How to use static files on rocket.rs

I'm trying to learn rocket.rs and create a simple app which render a index.html and statics files.
below is a sketch for the beginning, but I'm having problems with the static css and js files that are not identified, by default rocket read a folder in the root directory called templates, I created this folder, put a file index.html.hbs and works, but it doesn't read the js and css files created within the templates/static/js and css folder, is there any way for this to work without using other libs, just the two I'm using

use rocket::{get, launch, routes};
use rocket_dyn_templates::{Template, context};

#[get("/")]
fn index() -> Template {
    Template::render("index", context! {
        foo: 123,
    })
}

#[launch]
fn rocket() -> _ {
    rocket::build()
        .mount("/", routes![index])
        .attach(Template::fairing())
}

You could host your static files separately from your templates with rocket::fs::FileServer.

1 Like

As @jofas said, FileServer would probably be the easiest solution.

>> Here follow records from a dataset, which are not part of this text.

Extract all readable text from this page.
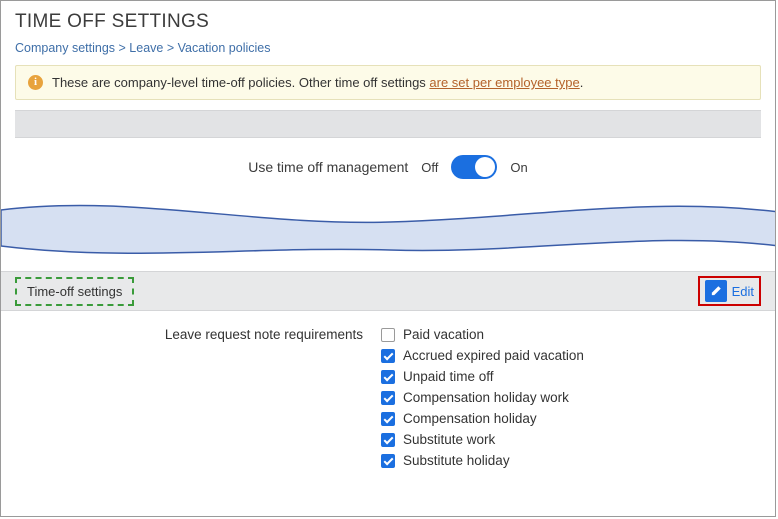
TIME OFF SETTINGS
Company settings > Leave > Vacation policies
i	These are company-level time-off policies. Other time off settings are set per employee type.
Use time off management Off	On
Time-off settings	Edit
Leave request note requirements	Paid vacation
Accrued expired paid vacation
Unpaid time off
Compensation holiday work
Compensation holiday
Substitute work
Substitute holiday
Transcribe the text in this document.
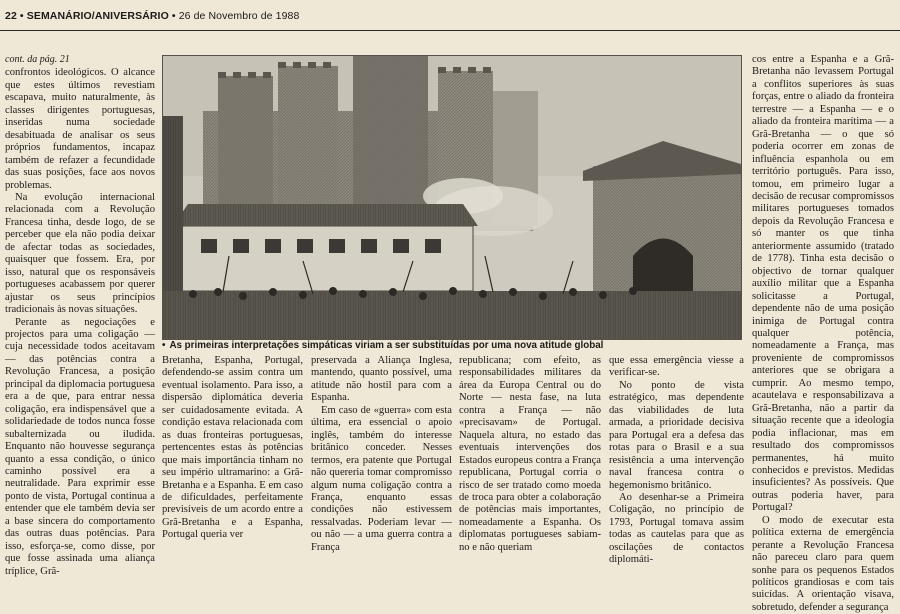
22 • SEMANÁRIO/ANIVERSÁRIO • 26 de Novembro de 1988

cont. da pág. 21

confrontos ideológicos. O alcance que estes últimos revestiam escapava, muito naturalmente, às classes dirigentes portuguesas, inseridas numa sociedade desabituada de analisar os seus próprios fundamentos, incapaz também de refazer a fecundidade das suas posições, face aos novos problemas.

Na evolução internacional relacionada com a Revolução Francesa tinha, desde logo, de se perceber que ela não podia deixar de afectar todas as sociedades, quaisquer que fossem. Era, por isso, natural que os responsáveis portugueses acabassem por querer ajustar os seus princípios tradicionais às novas situações.

Perante as negociações e projectos para uma coligação — cuja necessidade todos aceitavam — das potências contra a Revolução Francesa, a posição principal da diplomacia portuguesa era a de que, para entrar nessa coligação, era indispensável que a solidariedade de todos nunca fosse subalternizada ou iludida. Enquanto não houvesse segurança quanto a essa condição, o único caminho possível era a neutralidade. Para exprimir esse ponto de vista, Portugal continua a entender que ele também devia ser a base sincera do comportamento das outras duas potências. Para isso, esforça-se, como disse, por que fosse assinada uma aliança tríplice, Grã-

• As primeiras interpretações simpáticas viriam a ser substituídas por uma nova atitude global

Bretanha, Espanha, Portugal, defendendo-se assim contra um eventual isolamento. Para isso, a dispersão diplomática deveria ser cuidadosamente evitada. A condição estava relacionada com as duas fronteiras portuguesas, pertencentes estas às potências que mais importância tinham no seu império ultramarino: a Grã-Bretanha e a Espanha. E em caso de dificuldades, perfeitamente previsíveis de um acordo entre a Grã-Bretanha e a Espanha, Portugal queria ver

preservada a Aliança Inglesa, mantendo, quanto possível, uma atitude não hostil para com a Espanha.

Em caso de «guerra» com esta última, era essencial o apoio inglês, também do interesse britânico conceder. Nesses termos, era patente que Portugal não quereria tomar compromisso algum numa coligação contra a França, enquanto essas condições não estivessem ressalvadas. Poderiam levar — ou não — a uma guerra contra a França

republicana; com efeito, as responsabilidades militares da área da Europa Central ou do Norte — nesta fase, na luta contra a França — não «precisavam» de Portugal. Naquela altura, no estado das eventuais intervenções dos Estados europeus contra a França republicana, Portugal corria o risco de ser tratado como moeda de troca para obter a colaboração de potências mais importantes, nomeadamente a Espanha. Os diplomatas portugueses sabiam-no e não queriam

que essa emergência viesse a verificar-se.

No ponto de vista estratégico, mas dependente das viabilidades de luta armada, a prioridade decisiva para Portugal era a defesa das rotas para o Brasil e a sua resistência a uma intervenção naval francesa contra o hegemonismo britânico.

Ao desenhar-se a Primeira Coligação, no princípio de 1793, Portugal tomava assim todas as cautelas para que as oscilações de contactos diplomáti-

cos entre a Espanha e a Grã-Bretanha não levassem Portugal a conflitos superiores às suas forças, entre o aliado da fronteira terrestre — a Espanha — e o aliado da fronteira marítima — a Grã-Bretanha — o que só poderia ocorrer em zonas de influência espanhola ou em território português. Para isso, tomou, em primeiro lugar a decisão de recusar compromissos militares portugueses tomados depois da Revolução Francesa e só manter os que tinha anteriormente assumido (tratado de 1778). Tinha esta decisão o objectivo de tornar qualquer auxílio militar que a Espanha solicitasse a Portugal, dependente não de uma posição inimiga de Portugal contra qualquer potência, nomeadamente a França, mas proveniente de compromissos anteriores que se obrigara a cumprir. Ao mesmo tempo, acautelava e responsabilizava a Grã-Bretanha, não a partir da situação recente que a ideologia podia inflacionar, mas em resultado dos compromissos permanentes, há muito conhecidos e previstos. Medidas insuficientes? As possíveis. Que outras poderia haver, para Portugal?

O modo de executar esta política externa de emergência perante a Revolução Francesa não pareceu claro para quem sonhe para os pequenos Estados políticos grandiosas e com tais suicídas. A orientação visava, sobretudo, defender a segurança
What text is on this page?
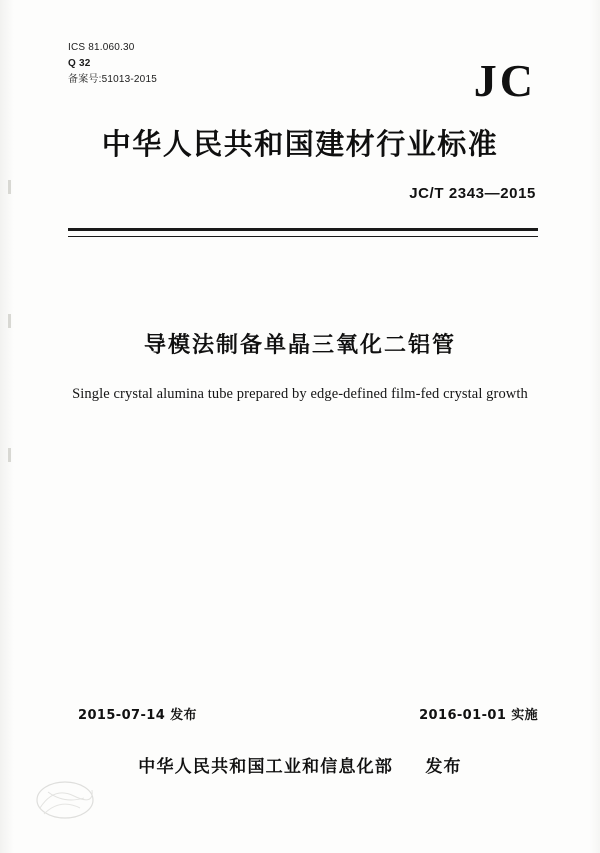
ICS 81.060.30
Q 32
备案号:51013-2015	JC
中华人民共和国建材行业标准
JC/T 2343—2015
导模法制备单晶三氧化二铝管
Single crystal alumina tube prepared by edge-defined film-fed crystal growth
2015-07-14 发布	2016-01-01 实施
中华人民共和国工业和信息化部 发布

use rocket::fs::FileServer;

...
#[launch]
fn launcher() -> _ {
    rocket::build()
        ...
        .mount("/assets", FileServer::from("/assets"))
}

Now you can access the files with something like <script src='/assets/js/custom.js'></script>. Note that the assets folder should be at the root of the project (on the same level as the Cargo.toml file), not in the templates folder.

1 Like

Thank you my friends, I managed to think of it

use rocket::{get, launch, routes};
use rocket::fs::{FileServer, relative};
use rocket_dyn_templates::{Template, context};

#[get("/")]
fn index() -> Template {
    Template::render("index", context! {
        foo: 123,
    })
}

#[launch]
fn rocket() -> _ {
    rocket::build()
        .mount("/", routes![index])
        .mount("/static", FileServer::from(relative!("templates/static")))
        .attach(Template::fairing())
}

and in the HTML file the path to call was

<script src="/static/js/script.js"></script>

@crazydump I think that it is, generally, bad practice to keep static files like css and js inside the templates folder. The template folder is reserved for templates. Also, it makes it easier to understand for other people taking a look at your code.